CW Network / Courtesy Everett Collection

There are a lot of reasons I’ve never been able to get over Michael’s death in Jane the Virgin and yeah, some of them may or may not be related to my crush on Brett Dier. When it comes to the Jane the Virgin love triangle, I have always been (and forever will be) team Michael. He is almost (I already know you’re going to come for me about this in the comments but keep in mind my shoddy track record regarding my taste in fictional men before getting too worked up) the perfect man and he deserved SO much better. (Is this where I petition for a cowboy Michael/Jason spinoff?) After being shot by Sin Rostro on his wedding night, Michael embarks on a long journey of recovery that involves, among other things, some initially lukewarm sex with his new wife and a big career change. But just when things are beginning to look normal for the couple, Michael just suddenly collapses and dies. His death remains one of the most shocking plot twists of the entire telenovela-inspired show and yet it feels somewhat skimmed over throughout the rest of the season, which jumps in time three years after Michael’s untimely end and only gives us glimpses of Jane’s grief before thrusting her back out into the dating world. It felt like a brutally unfair ending for such an important character at the time and that feeling has only increased with the knowledge that Michael never really died. 

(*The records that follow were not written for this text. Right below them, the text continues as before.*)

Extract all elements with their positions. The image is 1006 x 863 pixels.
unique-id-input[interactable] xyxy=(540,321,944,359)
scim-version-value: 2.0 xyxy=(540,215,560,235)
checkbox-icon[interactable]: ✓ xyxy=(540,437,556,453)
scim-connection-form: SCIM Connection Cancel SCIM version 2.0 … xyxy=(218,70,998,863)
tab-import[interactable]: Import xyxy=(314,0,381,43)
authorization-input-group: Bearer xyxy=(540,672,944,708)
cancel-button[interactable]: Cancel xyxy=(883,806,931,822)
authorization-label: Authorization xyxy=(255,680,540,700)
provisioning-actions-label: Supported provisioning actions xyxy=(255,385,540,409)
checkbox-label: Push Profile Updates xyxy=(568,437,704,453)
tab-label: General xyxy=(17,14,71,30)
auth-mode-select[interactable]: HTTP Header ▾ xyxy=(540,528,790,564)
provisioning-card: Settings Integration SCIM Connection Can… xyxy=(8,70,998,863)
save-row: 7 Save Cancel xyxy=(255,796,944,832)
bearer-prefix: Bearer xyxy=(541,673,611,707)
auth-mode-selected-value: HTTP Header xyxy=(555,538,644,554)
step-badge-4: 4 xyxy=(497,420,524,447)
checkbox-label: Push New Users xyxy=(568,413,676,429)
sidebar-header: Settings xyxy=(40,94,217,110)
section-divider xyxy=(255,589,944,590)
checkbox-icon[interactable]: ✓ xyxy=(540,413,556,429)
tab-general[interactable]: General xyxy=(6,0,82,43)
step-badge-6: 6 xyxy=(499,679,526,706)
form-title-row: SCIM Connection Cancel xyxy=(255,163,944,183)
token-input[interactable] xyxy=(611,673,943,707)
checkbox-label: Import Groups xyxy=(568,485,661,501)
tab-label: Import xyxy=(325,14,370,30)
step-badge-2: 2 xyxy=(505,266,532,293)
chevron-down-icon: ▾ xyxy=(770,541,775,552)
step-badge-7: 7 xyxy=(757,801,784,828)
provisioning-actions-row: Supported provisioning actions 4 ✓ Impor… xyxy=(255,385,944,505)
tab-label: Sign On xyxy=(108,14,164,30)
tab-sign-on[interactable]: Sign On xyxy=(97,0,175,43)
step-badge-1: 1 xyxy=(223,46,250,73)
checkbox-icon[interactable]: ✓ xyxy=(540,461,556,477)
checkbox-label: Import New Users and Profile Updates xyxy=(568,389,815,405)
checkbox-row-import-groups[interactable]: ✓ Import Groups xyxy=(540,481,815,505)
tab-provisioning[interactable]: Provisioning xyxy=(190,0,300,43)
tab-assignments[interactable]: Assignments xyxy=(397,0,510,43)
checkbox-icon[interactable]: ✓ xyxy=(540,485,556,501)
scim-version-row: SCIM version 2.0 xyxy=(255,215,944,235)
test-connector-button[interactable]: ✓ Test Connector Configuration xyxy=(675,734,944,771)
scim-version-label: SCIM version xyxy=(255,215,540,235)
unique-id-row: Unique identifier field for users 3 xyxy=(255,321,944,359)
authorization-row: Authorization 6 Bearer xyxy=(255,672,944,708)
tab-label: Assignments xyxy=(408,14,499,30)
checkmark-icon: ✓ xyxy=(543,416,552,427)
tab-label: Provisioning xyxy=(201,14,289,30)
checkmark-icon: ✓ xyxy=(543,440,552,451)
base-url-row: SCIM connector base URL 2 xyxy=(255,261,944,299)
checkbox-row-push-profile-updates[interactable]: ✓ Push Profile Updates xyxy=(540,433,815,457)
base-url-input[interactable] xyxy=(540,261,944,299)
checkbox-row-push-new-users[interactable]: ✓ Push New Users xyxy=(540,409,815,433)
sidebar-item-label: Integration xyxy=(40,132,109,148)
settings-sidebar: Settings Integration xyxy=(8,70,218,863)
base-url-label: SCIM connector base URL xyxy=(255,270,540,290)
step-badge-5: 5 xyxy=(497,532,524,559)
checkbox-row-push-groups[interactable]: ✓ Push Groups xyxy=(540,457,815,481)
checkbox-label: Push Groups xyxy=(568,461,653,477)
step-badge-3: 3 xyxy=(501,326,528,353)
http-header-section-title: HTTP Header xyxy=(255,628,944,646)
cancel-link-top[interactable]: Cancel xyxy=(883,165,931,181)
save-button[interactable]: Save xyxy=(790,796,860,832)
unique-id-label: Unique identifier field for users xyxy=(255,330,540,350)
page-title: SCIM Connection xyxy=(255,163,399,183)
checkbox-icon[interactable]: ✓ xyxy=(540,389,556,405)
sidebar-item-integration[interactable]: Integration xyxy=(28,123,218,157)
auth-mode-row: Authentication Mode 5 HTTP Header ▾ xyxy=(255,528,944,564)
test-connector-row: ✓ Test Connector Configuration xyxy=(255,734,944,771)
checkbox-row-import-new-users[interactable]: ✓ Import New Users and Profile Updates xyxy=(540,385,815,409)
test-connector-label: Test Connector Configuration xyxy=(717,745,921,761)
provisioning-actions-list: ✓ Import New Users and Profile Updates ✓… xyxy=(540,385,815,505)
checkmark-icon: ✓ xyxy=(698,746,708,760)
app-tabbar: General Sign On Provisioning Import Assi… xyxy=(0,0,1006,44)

Except he did, didn’t he? I mean, sure, he comes back and attempts to be in Jane’s life. But even after he does get his memories back, he’s basically half-Jason by that point, and he and Jane have seemingly lost all sense of connection. So he’s sent packing back to Montana to live out the rest of his days as this hybrid being, before being carted out one last time with a pregnant fiancĂ© in tow to highlight just how over Michael Jane really is. Ouch. All this to say, Michael pretty much did die on the floor of his LSAT exam room that fateful day and I will never, ever get over it.

Watch Jane the Virgin on Netflix. 

12. Honorable mention: Max Mayfield (Sadie Sink), Stranger Things

Netflix / Courtesy Everett Collection

Can somebody PLEASE let me know whether or not Max is dead? I understand that clinically speaking, her heart stopped for over a minute. And I watched with horror when, for the second time, she was lifted by Henry/One/Vecna’s unseen forces into the air, only for her bones to actually start snapping this time around (which I’ll admit was accompanied by my loud shrieking in the moment, sorry to my neighbors). I have little faith in Eleven’s ability to bring Max back to life considering she just got her powers back; so the question stands, is Max dead? We probably won’t get an answer until late 2023 at the earliest (thanks, Duffer Brothers) so catch me blasting Kate Bush to cope with all this uncertainty until then.